俺の首に腕を回して抱きついていた祐月は、力が抜けてしまったようでベッドに崩れ落ちた。ぼんやりとしていて、まだ快感が抜けきっていないらしい。ずる、と引き抜くも感じるようで小さく喘いだ。
「祐月、すき、愛しとる」
「……ん、おれも、あいしてる♡」
ぽやぽやしている祐月の耳元で囁く。普段は滅多に聞けない甘えた声に嬉しくなった俺は、緩んだ頬をそのままにキスをした。舌を入れて絡めると応えてくれる。好きやなぁ、死んでいいくらい好きや。
「ん、ぢゅ♡っひ、はは、あはは!」
「なぁに、ご機嫌やねぇ?」
「おれに抱かれてるみたいだった」
にぱっと笑って答える祐月に言葉が詰まった。おれに、って祐月にやんなぁ……え、それって、めっちゃ恥ずかしいこと、やろ。鼓動が早くなって顔まで熱くなる。祐月はけらけらと楽しそうで、黙りこくった俺になんどもキスをする。
「駿希、俺に抱かれんの好きだもんなぁ?」
「う、あぁ、なんも言わんで……!」
「ちゃんと、気持ちいいことだって覚えてんのな。かわいい」
「言わんでやぁ!」
祐月の胸に倒れこんで顔を覆う。見られたないわこんな顔! 触れ合った肌から融けて混ざるような心地よさ。たとえ抱いとっても、俺はリードする側にはなれないんやな。
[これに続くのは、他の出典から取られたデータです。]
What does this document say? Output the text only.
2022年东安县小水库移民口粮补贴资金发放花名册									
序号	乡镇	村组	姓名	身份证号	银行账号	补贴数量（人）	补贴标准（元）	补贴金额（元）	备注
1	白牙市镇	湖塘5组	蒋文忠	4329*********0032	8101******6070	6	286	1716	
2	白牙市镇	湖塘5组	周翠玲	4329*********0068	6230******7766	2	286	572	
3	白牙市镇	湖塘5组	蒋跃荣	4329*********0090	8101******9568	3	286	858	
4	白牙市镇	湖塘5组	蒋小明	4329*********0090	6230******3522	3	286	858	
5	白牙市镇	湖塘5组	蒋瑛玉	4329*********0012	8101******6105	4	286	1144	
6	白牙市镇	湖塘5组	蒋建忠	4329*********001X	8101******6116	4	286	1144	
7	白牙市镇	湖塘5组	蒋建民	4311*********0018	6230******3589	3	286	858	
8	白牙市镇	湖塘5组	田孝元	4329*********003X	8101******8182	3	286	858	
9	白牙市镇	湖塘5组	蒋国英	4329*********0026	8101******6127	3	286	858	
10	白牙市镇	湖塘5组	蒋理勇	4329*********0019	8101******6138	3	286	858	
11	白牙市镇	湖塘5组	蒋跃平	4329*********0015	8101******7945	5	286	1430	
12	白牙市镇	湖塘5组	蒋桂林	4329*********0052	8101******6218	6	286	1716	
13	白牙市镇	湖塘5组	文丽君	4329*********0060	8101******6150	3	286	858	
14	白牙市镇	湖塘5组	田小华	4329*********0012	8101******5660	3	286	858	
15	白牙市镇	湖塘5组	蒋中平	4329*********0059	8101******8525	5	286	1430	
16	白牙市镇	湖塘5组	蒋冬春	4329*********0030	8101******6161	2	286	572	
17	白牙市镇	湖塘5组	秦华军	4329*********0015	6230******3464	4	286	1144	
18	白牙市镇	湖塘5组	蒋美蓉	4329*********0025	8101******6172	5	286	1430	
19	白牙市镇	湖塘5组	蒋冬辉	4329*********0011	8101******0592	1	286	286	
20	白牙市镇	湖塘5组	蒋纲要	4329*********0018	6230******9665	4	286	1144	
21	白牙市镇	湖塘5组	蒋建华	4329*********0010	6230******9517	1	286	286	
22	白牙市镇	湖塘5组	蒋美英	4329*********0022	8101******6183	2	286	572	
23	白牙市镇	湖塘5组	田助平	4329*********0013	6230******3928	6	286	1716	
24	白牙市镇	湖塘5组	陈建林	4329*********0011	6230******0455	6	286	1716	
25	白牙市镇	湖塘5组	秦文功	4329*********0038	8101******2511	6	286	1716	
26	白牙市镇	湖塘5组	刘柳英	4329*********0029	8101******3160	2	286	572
祐月の匂いに包まれて幸せに浸っていたら、頭を撫でられる。優しい手つきに安心するが、今日くらいは逆であるべきじゃないかと思う。祐月の手を取って指先に口づけを、そのまま指先を舐めてちゅう、と音を立てて吸い付く。祐月は驚いた顔をしたあと目を細めた。その表情に胸が高鳴る。
「やっぱり、勝たれへん」
「勝負だったのか?」
「ちゃうけどぉ、悔しい。僕ばっかり翻弄されとる」
「そうやってかわいい顔してるうちは、俺が勝つだろうよ」
かわいこぶっとるのもバレとるし! 祐月には敵わんのやなぁ。惚れた弱みってこういうことやろ。くつくつ喉奥で笑う祐月にあやすみたいにキスをされる。あからさまな年下扱い、それさえ嫌じゃないんだからとっくに手遅れだ。でも悔しいのには変わりないから、ちょっとしたお願いをする。
「な、また抱いてもええんやろ?」
「ん? うん、いいよ、どしたの」
「次は尿道開発するから覚悟しとって」
「……ッスー、まじ?」
「なんやって叶えてくれるって言うたもんね♡」
「い、言った。ウン、言ったなぁ、俺」
言質はとっとるから逃さへんよ。思いっきりかわいこぶって上目遣いとかしてみる。祐月は俺のかわええ顔にめっぽう弱い。視線をゆらゆら漂わせて考え込んでいる。もう一押しやな。
「僕んこと、一日中好きにしてええよ」
「わかった、やろう。いつにする?」
「んー、来週?」
「来週な、覚悟しておく」
あまりに食い気味の返答に少し危機感を覚える。あれこれ、言わん方がよかったかも……? でもこれで祐月の一日は俺だけのものやなぁ。楽しみにしとこ。骨張った腕の中でだらだら甘える。頬にあたる胸が柔らかでうれしくなった。俺のご飯で祐月がどんどん健康になっていく!
「祐月、ちゃんと太ってきたなぁ」
「飯が美味いからな」
「んふ、うれしい。もっと肉つけよぉな」
他愛もない話をぐだぐだと、この時間が好きだ。付き合ってからいっぱいお話してくれるようになって、ますます好きになった。目が合うたびにゆるく笑ってキスをする。動く気力がわくまでだらだら過ごして、お風呂入るか、こんまま寝てみたりするか……もう一回やるか。
「……勃っとる」
「アー、うん。男、だから」
「どっちがええ?」
「選ばせてくれんの?」
「まあ、僕が抱かれるんやったらちょっと待ってもらうけど」
「今日は、俺が抱かれる日なんだろ」
「はは、癖んなった?」
「次やったらなるかもなァ」
「じゃ、癖んなってや」
身体を起こしてゴムを引っ掴む。ここまで煽られちゃ男みせなあかんやろ。指を絡めてきつく握ってベッドに縫い付ける。俺のや、愛しいお人、特別な男! 自分でもわかるくらいギラついた顔しとるのに、祐月は変わらずかわええ駿希くんを見る顔してて。あ、こん人、俺んことが好きなんや。
「愛しとるよ! 祐月!」
「愛してるよ、駿希」
人生で一番の幸せはこん人に愛されとることや。誰にも譲らへん。俺が勝手に全部を渡したら、祐月の全部を丸ごとくれたんや。愛されとる。死んでも一緒におってなぁ、祐月。